È vero, è una tendenza in atto già da tempo con le timeline che se ne fregano di avvisarci che stanno per cambiare argomento, ma le storie di Instagram hanno accelerato al massimo questo aspetto. Ciò che, però, mi stupisce è che siccome nel racconto di ogni influencer, ma pure di ogni utente che voglia farsi rispettare, non manca ormai una minuziosa analisi semiotica dei più piccoli particolari di una vicenda – non mi fido di quel quotidiano perché nel 2012 aveva scritto così, sì però ricordatevi che nel 1974 quel Presidente americano disse la tal cosa, ragazzi tenete presente che l’interpretazione della Sharia non è unanime oppure voglio ricordarvi che questo è ancora il meccanismo del White Savior, che saranno tutte cose sacrosante, si dirà – ma perché allora persone così attente ai segni, ai segnali nascosti, ai codici e ai canali non prendono in considerazione il fatto che vedere come prendono il sole mentre parlano di Afghanistan anestetizzi tutto il racconto del dramma altrui? Chiaro, quest’utilizzo risponde al comandamento di avvicinare il protagonista all’utente (facendogli conquistare qualche follower) e di fargli vivere la rappresentazione della sua vita, ma allontanerà anche il dramma altrui trasformandolo nell’ennesimo argomento su cui avere un’opinione, giusto prima del tuffo. Non una tragedia epocale, ma il dibattito di giornata. Domani ne arriverà un altro. E ci troverete sempre qui, pronti e pronte a vendere noi, le nostre opinioni, le nostre vacanze. 

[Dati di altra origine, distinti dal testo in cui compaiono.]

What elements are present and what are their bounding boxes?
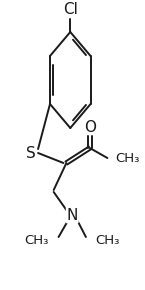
Text: CH₃: CH₃ bbox=[115, 151, 140, 164]
Text: O: O bbox=[84, 119, 96, 135]
Text: CH₃: CH₃ bbox=[96, 233, 120, 246]
Text: CH₃: CH₃ bbox=[25, 233, 49, 246]
Text: N: N bbox=[67, 208, 78, 222]
Text: S: S bbox=[26, 146, 36, 160]
Text: Cl: Cl bbox=[63, 3, 78, 17]
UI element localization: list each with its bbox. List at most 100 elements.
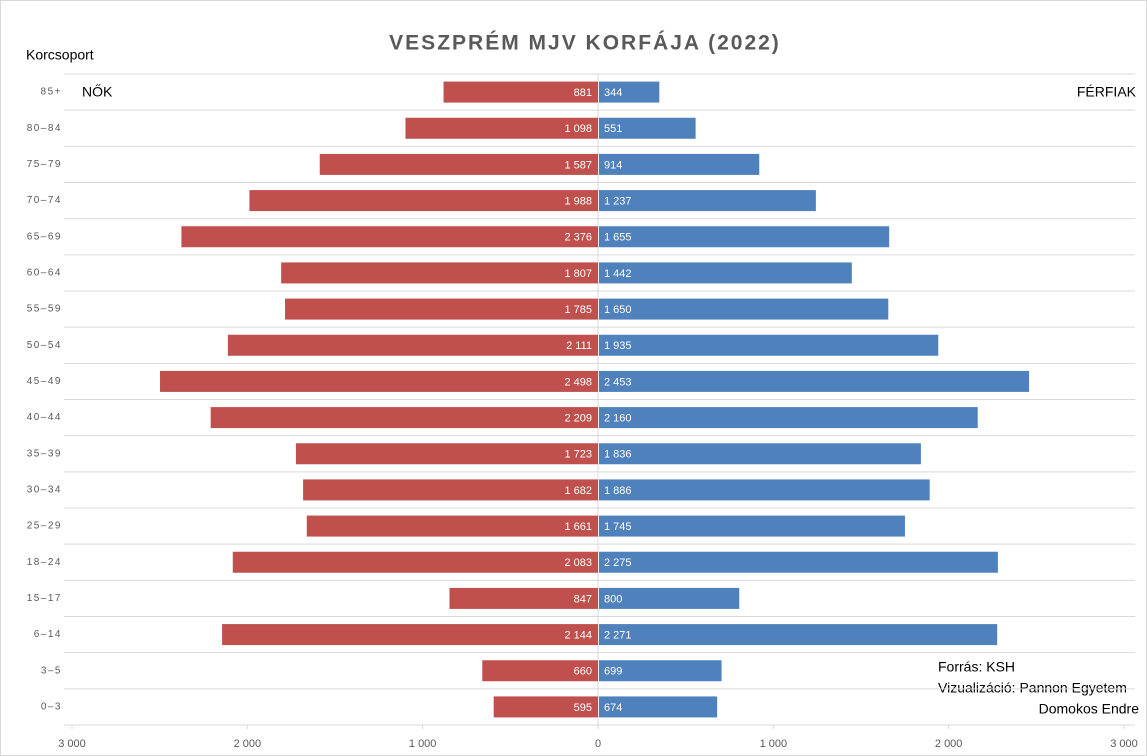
bar — [281, 262, 598, 284]
y-tick-label: 45–49 — [27, 376, 62, 387]
value-label: 1 886 — [604, 485, 632, 497]
y-tick-label: 6–14 — [34, 629, 62, 640]
y-tick-label: 85+ — [41, 87, 62, 98]
bar — [599, 624, 998, 646]
value-label: 2 144 — [564, 629, 592, 641]
value-label: 1 785 — [564, 304, 592, 316]
y-tick-label: 50–54 — [27, 340, 62, 351]
y-tick-label: 60–64 — [27, 268, 62, 279]
value-label: 800 — [604, 593, 622, 605]
value-label: 1 587 — [564, 159, 592, 171]
value-label: 1 988 — [564, 195, 592, 207]
value-label: 847 — [574, 593, 592, 605]
value-label: 699 — [604, 666, 622, 678]
note: Forrás: KSH — [938, 659, 1015, 675]
note: Domokos Endre — [1039, 701, 1140, 717]
bar — [227, 334, 598, 356]
bar — [599, 479, 930, 501]
value-label: 2 498 — [564, 376, 592, 388]
value-label: 1 650 — [604, 304, 632, 316]
y-tick-label: 80–84 — [27, 123, 62, 134]
value-label: 1 237 — [604, 195, 632, 207]
y-tick-label: 70–74 — [27, 195, 62, 206]
bar — [599, 262, 852, 284]
bar — [599, 515, 905, 537]
y-tick-label: 0–3 — [41, 702, 62, 713]
bar — [599, 117, 696, 139]
bar — [599, 153, 760, 175]
y-tick-label: 40–44 — [27, 412, 62, 423]
y-tick-label: 75–79 — [27, 159, 62, 170]
bar — [306, 515, 598, 537]
y-tick-label: 25–29 — [27, 521, 62, 532]
bar — [210, 407, 598, 429]
value-label: 1 723 — [564, 449, 592, 461]
value-label: 881 — [574, 87, 592, 99]
y-tick-label: 3–5 — [41, 665, 62, 676]
y-axis-label: Korcsoport — [26, 47, 94, 63]
bar — [319, 153, 598, 175]
y-tick-label: 35–39 — [27, 448, 62, 459]
bar — [443, 81, 598, 103]
value-label: 1 682 — [564, 485, 592, 497]
bar — [599, 660, 722, 682]
legend-men: FÉRFIAK — [1077, 84, 1137, 100]
value-label: 914 — [604, 159, 622, 171]
value-label: 1 655 — [604, 232, 632, 244]
value-label: 2 453 — [604, 376, 632, 388]
value-label: 2 376 — [564, 232, 592, 244]
bar — [493, 696, 598, 718]
value-label: 660 — [574, 666, 592, 678]
bar — [222, 624, 598, 646]
value-label: 2 275 — [604, 557, 632, 569]
value-label: 1 836 — [604, 449, 632, 461]
value-label: 1 442 — [604, 268, 632, 280]
value-label: 344 — [604, 87, 622, 99]
bar — [599, 551, 998, 573]
bar — [405, 117, 598, 139]
y-tick-label: 15–17 — [27, 593, 62, 604]
value-label: 674 — [604, 702, 622, 714]
x-tick-label: 3 000 — [58, 738, 86, 750]
value-label: 1 661 — [564, 521, 592, 533]
value-label: 2 271 — [604, 629, 632, 641]
bar — [482, 660, 598, 682]
value-label: 1 807 — [564, 268, 592, 280]
value-label: 2 160 — [604, 412, 632, 424]
bar — [599, 370, 1030, 392]
x-tick-label: 1 000 — [760, 738, 788, 750]
value-label: 1 745 — [604, 521, 632, 533]
value-label: 595 — [574, 702, 592, 714]
bar — [599, 334, 939, 356]
x-tick-label: 3 000 — [1110, 738, 1138, 750]
legend-women: NŐK — [82, 84, 113, 100]
note: Vizualizáció: Pannon Egyetem — [938, 680, 1127, 696]
x-tick-label: 1 000 — [409, 738, 437, 750]
bar — [599, 190, 816, 212]
bar — [599, 298, 889, 320]
bar — [181, 226, 598, 248]
bar — [303, 479, 598, 501]
value-label: 1 098 — [564, 123, 592, 135]
bar — [285, 298, 598, 320]
bar — [599, 587, 740, 609]
bar — [249, 190, 599, 212]
bar — [295, 443, 598, 465]
bar — [599, 81, 660, 103]
bar — [599, 407, 978, 429]
value-label: 2 083 — [564, 557, 592, 569]
value-label: 551 — [604, 123, 622, 135]
bar — [232, 551, 598, 573]
value-label: 1 935 — [604, 340, 632, 352]
bar — [599, 696, 718, 718]
y-tick-label: 55–59 — [27, 304, 62, 315]
bar — [599, 443, 921, 465]
x-tick-label: 2 000 — [935, 738, 963, 750]
bar — [599, 226, 890, 248]
chart-title: VESZPRÉM MJV KORFÁJA (2022) — [389, 32, 781, 55]
x-tick-label: 0 — [595, 738, 601, 750]
y-tick-label: 18–24 — [27, 557, 62, 568]
x-tick-label: 2 000 — [234, 738, 262, 750]
bar — [160, 370, 598, 392]
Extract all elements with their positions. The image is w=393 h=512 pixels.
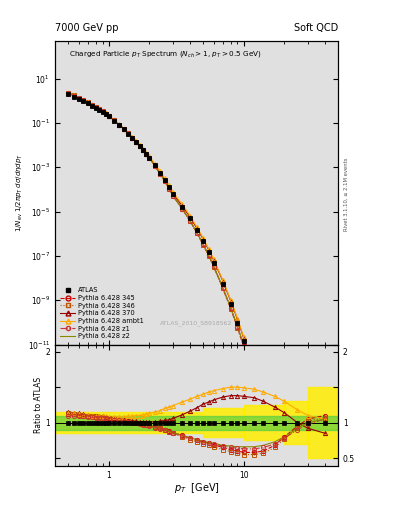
- Text: Charged Particle $p_T$ Spectrum ($N_{ch}>1,\,p_T>0.5$ GeV): Charged Particle $p_T$ Spectrum ($N_{ch}…: [69, 49, 262, 58]
- Text: ATLAS_2010_S8918562: ATLAS_2010_S8918562: [160, 321, 233, 326]
- X-axis label: $p_T$  [GeV]: $p_T$ [GeV]: [174, 481, 219, 495]
- Text: 7000 GeV pp: 7000 GeV pp: [55, 23, 119, 33]
- Text: Rivet 3.1.10, ≥ 2.1M events: Rivet 3.1.10, ≥ 2.1M events: [344, 158, 349, 231]
- Legend: ATLAS, Pythia 6.428 345, Pythia 6.428 346, Pythia 6.428 370, Pythia 6.428 ambt1,: ATLAS, Pythia 6.428 345, Pythia 6.428 34…: [58, 285, 145, 341]
- Y-axis label: $1/N_\mathrm{ev}\;1/2\pi p_T\;d\sigma/d\eta dp_T$: $1/N_\mathrm{ev}\;1/2\pi p_T\;d\sigma/d\…: [15, 153, 25, 232]
- Y-axis label: Ratio to ATLAS: Ratio to ATLAS: [34, 377, 42, 433]
- Text: Soft QCD: Soft QCD: [294, 23, 338, 33]
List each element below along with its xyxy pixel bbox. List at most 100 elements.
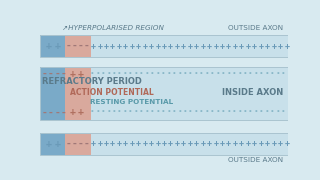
Text: ·: · xyxy=(225,69,232,79)
Text: -: - xyxy=(48,69,54,79)
Bar xyxy=(40,35,65,57)
Text: ·: · xyxy=(231,107,237,117)
Text: +: + xyxy=(155,42,160,51)
Text: ·: · xyxy=(110,69,117,79)
Text: +: + xyxy=(104,140,109,148)
Text: ·: · xyxy=(263,69,270,79)
Text: ·: · xyxy=(143,69,150,79)
Text: ·: · xyxy=(181,107,188,117)
Text: ·: · xyxy=(132,107,139,117)
Text: +: + xyxy=(252,140,257,148)
Text: -: - xyxy=(66,41,71,51)
Text: -: - xyxy=(66,139,71,149)
Text: ·: · xyxy=(89,69,95,79)
Bar xyxy=(40,67,65,120)
Text: +: + xyxy=(142,42,148,51)
Text: ·: · xyxy=(143,107,150,117)
Text: ·: · xyxy=(225,107,232,117)
Text: ·: · xyxy=(242,107,248,117)
Text: ·: · xyxy=(165,69,172,79)
Text: -: - xyxy=(61,107,67,117)
Text: ·: · xyxy=(252,69,259,79)
Text: +: + xyxy=(149,42,154,51)
Text: OUTSIDE AXON: OUTSIDE AXON xyxy=(228,25,283,31)
Bar xyxy=(65,67,91,120)
Text: +: + xyxy=(142,140,148,148)
Text: +: + xyxy=(123,140,128,148)
Text: ·: · xyxy=(127,107,134,117)
Text: ·: · xyxy=(198,69,204,79)
Text: ·: · xyxy=(110,107,117,117)
Text: ·: · xyxy=(209,107,215,117)
Text: ·: · xyxy=(94,107,101,117)
Text: +: + xyxy=(69,69,75,79)
Text: ·: · xyxy=(187,69,194,79)
Bar xyxy=(40,67,288,120)
Text: +: + xyxy=(175,140,180,148)
Bar xyxy=(40,133,288,155)
Text: +: + xyxy=(252,42,257,51)
Text: +: + xyxy=(239,140,244,148)
Text: +: + xyxy=(220,140,225,148)
Text: ·: · xyxy=(220,69,226,79)
Text: +: + xyxy=(104,42,109,51)
Text: +: + xyxy=(245,42,251,51)
Bar xyxy=(65,133,91,155)
Text: ·: · xyxy=(187,107,194,117)
Text: +: + xyxy=(162,42,167,51)
Text: +: + xyxy=(69,107,75,117)
Bar xyxy=(40,35,288,57)
Text: +: + xyxy=(77,107,83,117)
Text: +: + xyxy=(181,42,186,51)
Text: -: - xyxy=(77,139,83,149)
Text: ·: · xyxy=(181,69,188,79)
Text: ·: · xyxy=(263,107,270,117)
Text: +: + xyxy=(91,140,96,148)
Text: +: + xyxy=(259,42,263,51)
Bar xyxy=(40,133,65,155)
Text: ·: · xyxy=(203,69,210,79)
Text: ·: · xyxy=(280,107,286,117)
Text: ·: · xyxy=(160,107,166,117)
Text: ·: · xyxy=(89,107,95,117)
Text: +: + xyxy=(207,140,212,148)
Text: ·: · xyxy=(214,69,221,79)
Text: ·: · xyxy=(105,69,112,79)
Text: ·: · xyxy=(220,107,226,117)
Text: ·: · xyxy=(176,107,183,117)
Text: ·: · xyxy=(247,107,254,117)
Text: OUTSIDE AXON: OUTSIDE AXON xyxy=(228,157,283,163)
Text: ·: · xyxy=(165,107,172,117)
Text: ·: · xyxy=(132,69,139,79)
Text: +: + xyxy=(220,42,225,51)
Text: +: + xyxy=(265,140,270,148)
Text: ·: · xyxy=(122,107,128,117)
Text: ·: · xyxy=(231,69,237,79)
Text: ·: · xyxy=(127,69,134,79)
Text: -: - xyxy=(48,107,54,117)
Text: ·: · xyxy=(198,107,204,117)
Text: +: + xyxy=(239,42,244,51)
Text: ·: · xyxy=(236,69,243,79)
Text: +: + xyxy=(200,140,205,148)
Text: +: + xyxy=(168,42,173,51)
Text: ·: · xyxy=(100,107,106,117)
Text: +: + xyxy=(181,140,186,148)
Bar xyxy=(40,67,288,120)
Text: +: + xyxy=(226,42,231,51)
Text: ACTION POTENTIAL: ACTION POTENTIAL xyxy=(70,88,154,97)
Text: -: - xyxy=(84,41,89,51)
Text: +: + xyxy=(200,42,205,51)
Text: ·: · xyxy=(116,69,123,79)
Text: ·: · xyxy=(242,69,248,79)
Text: RESTING POTENTIAL: RESTING POTENTIAL xyxy=(90,99,173,105)
Text: ·: · xyxy=(274,107,281,117)
Text: ·: · xyxy=(154,69,161,79)
Text: ·: · xyxy=(192,69,199,79)
Text: -: - xyxy=(61,69,67,79)
Text: +: + xyxy=(46,139,52,149)
Text: +: + xyxy=(91,42,96,51)
Text: ·: · xyxy=(203,107,210,117)
Text: ·: · xyxy=(258,107,265,117)
Text: +: + xyxy=(110,42,115,51)
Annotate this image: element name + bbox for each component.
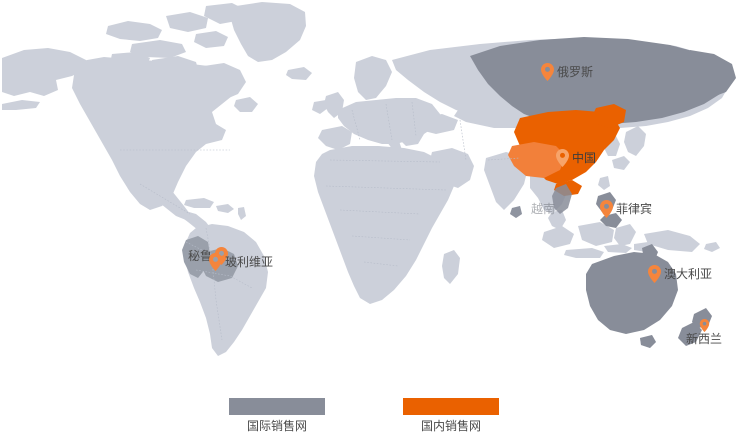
newfoundland — [234, 97, 258, 112]
aleutians — [2, 100, 40, 110]
taiwan — [598, 176, 610, 190]
marker-label-philippines: 菲律宾 — [616, 202, 653, 216]
arctic-islands-4 — [194, 31, 228, 48]
marker-china[interactable]: 中国 — [556, 149, 596, 167]
japan — [624, 126, 646, 156]
ireland — [312, 100, 328, 114]
marker-label-bolivia: 玻利维亚 — [225, 255, 274, 269]
scandinavia — [354, 56, 392, 100]
labrador — [202, 63, 246, 100]
highlight-russia-layer — [470, 37, 736, 125]
map-pin-icon — [699, 319, 709, 332]
arctic-islands-3 — [166, 12, 208, 32]
madagascar — [442, 250, 460, 284]
indonesia-small-1 — [604, 244, 632, 253]
sulawesi — [614, 224, 636, 246]
marker-russia[interactable]: 俄罗斯 — [541, 63, 593, 81]
vietnam-region — [552, 184, 572, 214]
africa — [314, 146, 454, 304]
arabia — [430, 148, 474, 188]
legend-swatch-domestic — [403, 398, 499, 415]
legend-item-domestic[interactable]: 国内销售网 — [403, 398, 499, 432]
marker-vietnam[interactable]: 越南 — [528, 203, 555, 215]
turkey — [416, 114, 458, 134]
legend-swatch-international — [229, 398, 325, 415]
highlight-china-layer — [508, 104, 626, 196]
greenland — [230, 2, 306, 62]
russia-far-east — [690, 50, 736, 98]
marker-label-vietnam: 越南 — [531, 202, 556, 216]
arctic-islands-2 — [130, 40, 186, 58]
marker-label-china: 中国 — [572, 151, 597, 165]
tasmania-region — [640, 335, 656, 348]
marker-label-russia: 俄罗斯 — [557, 65, 594, 79]
country-borders-layer — [120, 101, 521, 341]
marker-bolivia[interactable]: 玻利维亚 — [209, 253, 273, 271]
legend-label-international: 国际销售网 — [246, 419, 307, 433]
borneo — [578, 222, 614, 246]
ellesmere — [204, 3, 246, 24]
legend-item-international[interactable]: 国际销售网 — [229, 398, 325, 432]
arctic-islands — [106, 21, 162, 41]
malay-peninsula — [548, 210, 566, 230]
mexico — [140, 180, 190, 220]
map-pin-icon — [556, 149, 569, 167]
china-northeast — [592, 104, 626, 128]
sumatra — [542, 226, 574, 248]
cuba — [184, 198, 214, 208]
highlight-srilanka-layer — [510, 206, 522, 218]
legend-label-domestic: 国内销售网 — [420, 419, 481, 433]
russia-region — [470, 37, 728, 125]
marker-label-australia: 澳大利亚 — [664, 267, 713, 281]
sri-lanka-region — [510, 206, 522, 218]
australia-cape-york — [642, 244, 658, 262]
marker-peru[interactable]: 秘鲁 — [188, 247, 229, 265]
map-legend: 国际销售网 国内销售网 — [0, 398, 748, 442]
java — [564, 248, 604, 258]
pacific-islands — [704, 242, 720, 252]
map-pin-icon — [600, 200, 613, 218]
new-guinea — [644, 230, 700, 252]
marker-newzealand[interactable]: 新西兰 — [686, 319, 722, 345]
north-america — [72, 57, 238, 210]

Oltretutto, proprio una di queste polemiche sterili ha in questi giorni come protagonista il ministro Di Maio accusato di non essere alla Farnesina, ma in vacanza, e di essere stato fotografato o aver postato qualche foto di troppo mentre la situazione in Afghanistan precipitava. D’accordo, il Ministro ha decisamente più responsabilità di qualunque influencer e quindi non si può accusare di ipocrisia chi dalla vacanza dice al Ministro che è in vacanza. Però cosa chiediamo a Di Maio? Di occuparsi della vicenda o di non essere in vacanza? Io ho l’impressione che l’accusa principale sia proprio quella di non mostrarsi in un certo modo, mentre altre cose succedono e farci capire che sta lavorando anche con un contegno diverso. Non basta all’opinione pubblica che si impegni in un certo modo anche dal mare, non vogliono vedere che stia in spiaggia a fare selfie. Ciò significa, in buona sostanza , che i contesti esistono ancora, seppure meno ipocriti – grazie a Dio – di una volta. Ecco, come lo chiediamo a chi governa, chiediamo lo stesso anche a chi vuole informare.